The company says the therapeutic will fill an unmet need with a 12-week course of therapy for irritable bowel syndrome.
The more than 30 million Americans with irritable bowel syndrome (IBS) may soon have access to an established form of treatment in a brand-new mode of administration.
MetaMe Health, the prescription digital therapeutics-maker. recently announced a partnership with Indegene to commercialize a new digital therapeutic to treat abdominal pain associated with IBS. The smartphone app has already received authorization from the FDA.
Tim Rudolphi, MBA, the chief executive of metaMe, told Managed Healthcare Executive® that IBS is a good fit for this new type of therapy due to the large patient population.
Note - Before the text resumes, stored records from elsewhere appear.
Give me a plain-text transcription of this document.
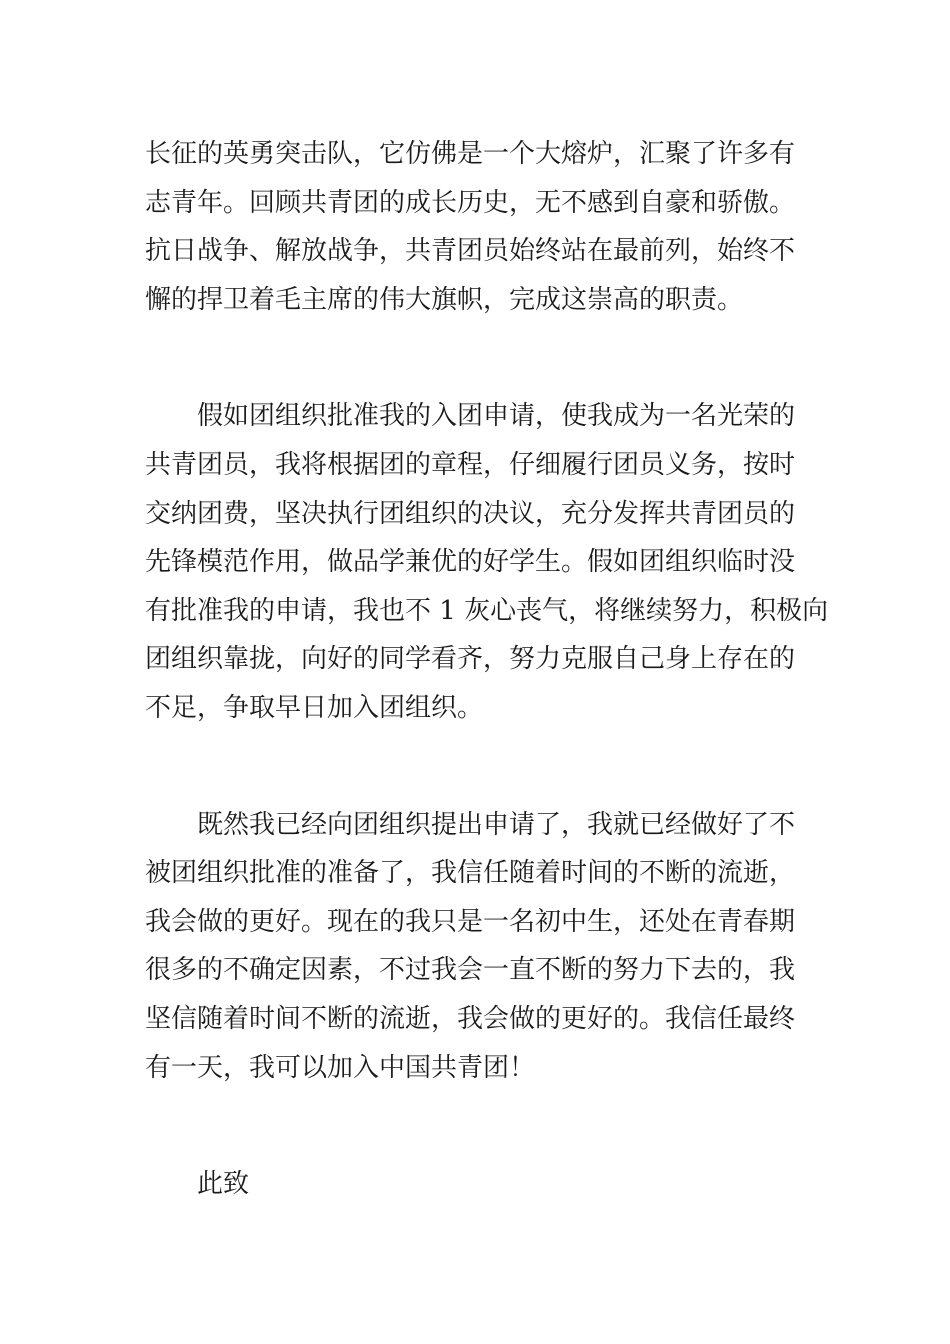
长征的英勇突击队，它仿佛是一个大熔炉，汇聚了许多有
志青年。回顾共青团的成长历史，无不感到自豪和骄傲。
抗日战争、解放战争，共青团员始终站在最前列，始终不
懈的捍卫着毛主席的伟大旗帜，完成这崇高的职责。

假如团组织批准我的入团申请，使我成为一名光荣的
共青团员，我将根据团的章程，仔细履行团员义务，按时
交纳团费，坚决执行团组织的决议，充分发挥共青团员的
先锋模范作用，做品学兼优的好学生。假如团组织临时没
有批准我的申请，我也不 1 灰心丧气，将继续努力，积极向
团组织靠拢，向好的同学看齐，努力克服自己身上存在的
不足，争取早日加入团组织。

既然我已经向团组织提出申请了，我就已经做好了不
被团组织批准的准备了，我信任随着时间的不断的流逝，
我会做的更好。现在的我只是一名初中生，还处在青春期
很多的不确定因素，不过我会一直不断的努力下去的，我
坚信随着时间不断的流逝，我会做的更好的。我信任最终
有一天，我可以加入中国共青团！

此致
“IBS is a condition with significant unmet needs for both patients and providers, which insurers (payers) understand,” he said. “Additionally, current drug therapies to treat IBS have side effects that limit utilization and are expensive.”
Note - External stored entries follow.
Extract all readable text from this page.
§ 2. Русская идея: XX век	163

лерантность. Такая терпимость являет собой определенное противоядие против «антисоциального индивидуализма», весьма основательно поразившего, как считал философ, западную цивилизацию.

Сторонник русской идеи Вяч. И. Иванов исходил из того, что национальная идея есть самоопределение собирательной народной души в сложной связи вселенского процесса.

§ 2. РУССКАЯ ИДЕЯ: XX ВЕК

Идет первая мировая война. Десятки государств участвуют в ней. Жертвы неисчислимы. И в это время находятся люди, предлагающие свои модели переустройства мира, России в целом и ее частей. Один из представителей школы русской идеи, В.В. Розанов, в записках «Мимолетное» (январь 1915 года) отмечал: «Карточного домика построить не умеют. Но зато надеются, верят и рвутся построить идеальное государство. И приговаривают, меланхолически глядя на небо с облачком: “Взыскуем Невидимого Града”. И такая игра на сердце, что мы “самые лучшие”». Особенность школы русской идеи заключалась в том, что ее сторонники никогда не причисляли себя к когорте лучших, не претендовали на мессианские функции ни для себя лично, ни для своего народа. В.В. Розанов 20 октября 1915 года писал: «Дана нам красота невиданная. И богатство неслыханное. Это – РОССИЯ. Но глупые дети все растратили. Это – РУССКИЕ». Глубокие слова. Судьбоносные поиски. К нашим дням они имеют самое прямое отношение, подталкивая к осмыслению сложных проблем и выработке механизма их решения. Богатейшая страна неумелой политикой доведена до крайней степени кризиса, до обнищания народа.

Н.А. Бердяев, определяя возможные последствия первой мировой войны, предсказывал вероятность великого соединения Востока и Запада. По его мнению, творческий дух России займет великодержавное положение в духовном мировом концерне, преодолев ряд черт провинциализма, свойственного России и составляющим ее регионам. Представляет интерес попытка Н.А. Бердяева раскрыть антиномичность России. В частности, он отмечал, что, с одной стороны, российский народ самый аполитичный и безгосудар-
MetaMe’s prescription therapeutic is called Regulora. It is the first digital treatment to receive FDA authorization for the abdominal pain associated with IBS. Patients who are prescribed the therapeutic are instructed to download an app and use it to self-administer gut-directed hypnotherapy, an established form of treatment that until now had been administered in-person by specialized therapists, the company said.
A 2015 review article published in Alimentary Pharmacology & Therapeutics found a wide range of response rates for gut-directed hypnotherapy, from 24% to 73% in published studies. However, it found that 4 of the 5 studies of long-term use of the therapy found the benefits to be durable over time.
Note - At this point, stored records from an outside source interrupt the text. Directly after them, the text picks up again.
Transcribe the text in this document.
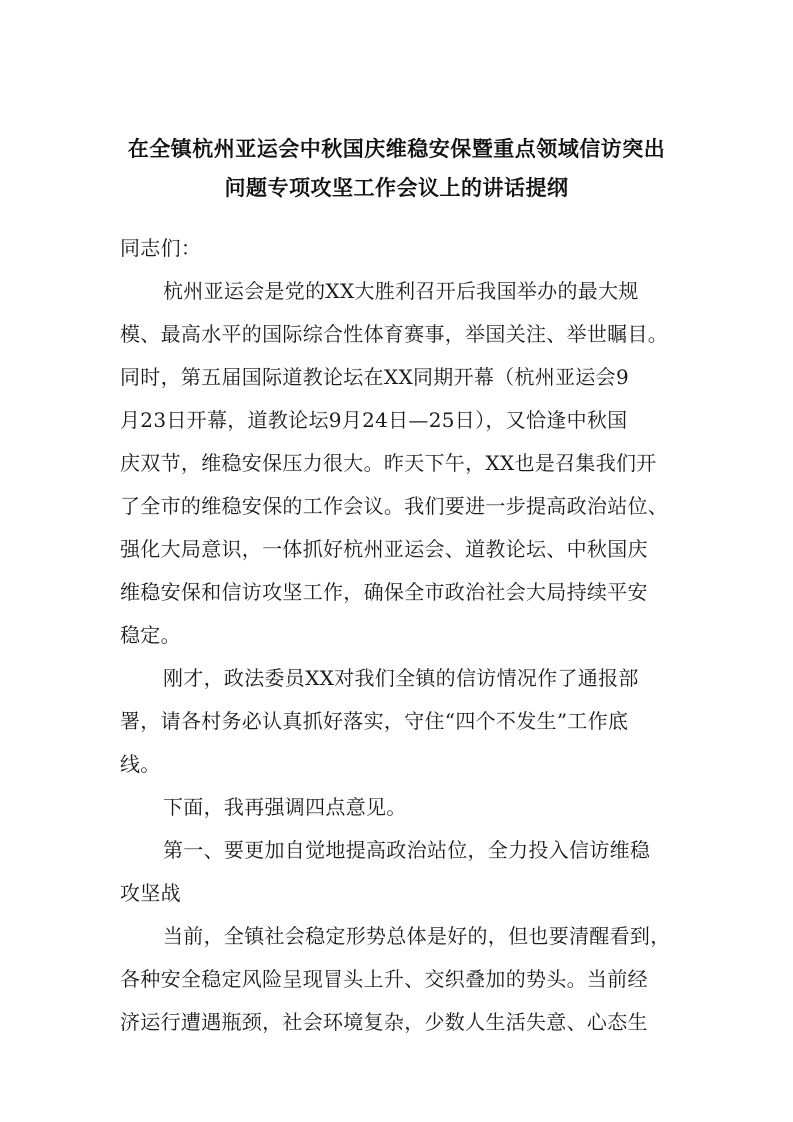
在全镇杭州亚运会中秋国庆维稳安保暨重点领域信访突出
问题专项攻坚工作会议上的讲话提纲
同志们：
杭州亚运会是党的XX大胜利召开后我国举办的最大规
模、最高水平的国际综合性体育赛事，举国关注、举世瞩目。
同时，第五届国际道教论坛在XX同期开幕（杭州亚运会9
月23日开幕，道教论坛9月24日—25日），又恰逢中秋国
庆双节，维稳安保压力很大。昨天下午，XX也是召集我们开
了全市的维稳安保的工作会议。我们要进一步提高政治站位、
强化大局意识，一体抓好杭州亚运会、道教论坛、中秋国庆
维稳安保和信访攻坚工作，确保全市政治社会大局持续平安
稳定。
刚才，政法委员XX对我们全镇的信访情况作了通报部
署，请各村务必认真抓好落实，守住“四个不发生”工作底
线。
下面，我再强调四点意见。
第一、要更加自觉地提高政治站位，全力投入信访维稳
攻坚战
当前，全镇社会稳定形势总体是好的，但也要清醒看到，
各种安全稳定风险呈现冒头上升、交织叠加的势头。当前经
济运行遭遇瓶颈，社会环境复杂，少数人生活失意、心态生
“Research shows that symptoms (of IBS) are mediated by a dysregulation of the sensory and motility signaling between the brain and the gut,” Rudolphi explained. “The bidirectional nervous system pathway between the brain and gut is a major contributor to IBS hypersensitivity and abdominal pain.”
Gut-directed hypnotherapy is designed to resolve the “miscommunication” between the brain and the gut, he said, resulting in reduced pain, normalized visceral sensation and decreased colonic contractions. It is also designed to quell negative thoughts related to IBS.
Rudolphi said the process of prescribing Regulora will look much like the process for any other prescription, except that the pharmacy will dispense an access code, rather than a bottle of pills.
“The physician writes the prescription and sends it off to the pharmacy,” he said. “The pharmacy will adjudicate with insurance, collect payment, and issue the access code. This code will unlock the app for the prescribed period of time,” he said.
In the case of Regulora, a standard course of treatment will be 12 weeks. The Regulora app is downloadable on the Android and Apple app stores, but he said patients will be unable to access it without a valid, nonexpired access code.
While the idea of smartphone-based therapy is convenient for patients, the novelty of the therapeutic class also creates hurdles, such as helping physicians understand the therapy and the technology behind it, and then convincing them to prescribe it.
MetaMe’s partnership with Indegene is designed to help clear those hurdles. Under the multiyear deal, Indegene will leverage its commercialization model toward physician- and patient-education efforts. Indegene also employs machine learning and artificial intelligence to help identify potential patients. In its press release announcing the partnership, MetaMe said the partnership will allow it to focus on developing therapies, while Indegene leads the way on commercialization.
Rudophi said he expects the product to launch later this year. When it does, he said it will likely be paid for with a one-time fee for the entire 12 weeks of therapy. He said he is optimistic payers will see the value of this new type of therapeutic option.
“Payers have been very receptive to this new treatment option in preliminary conversations,” he said.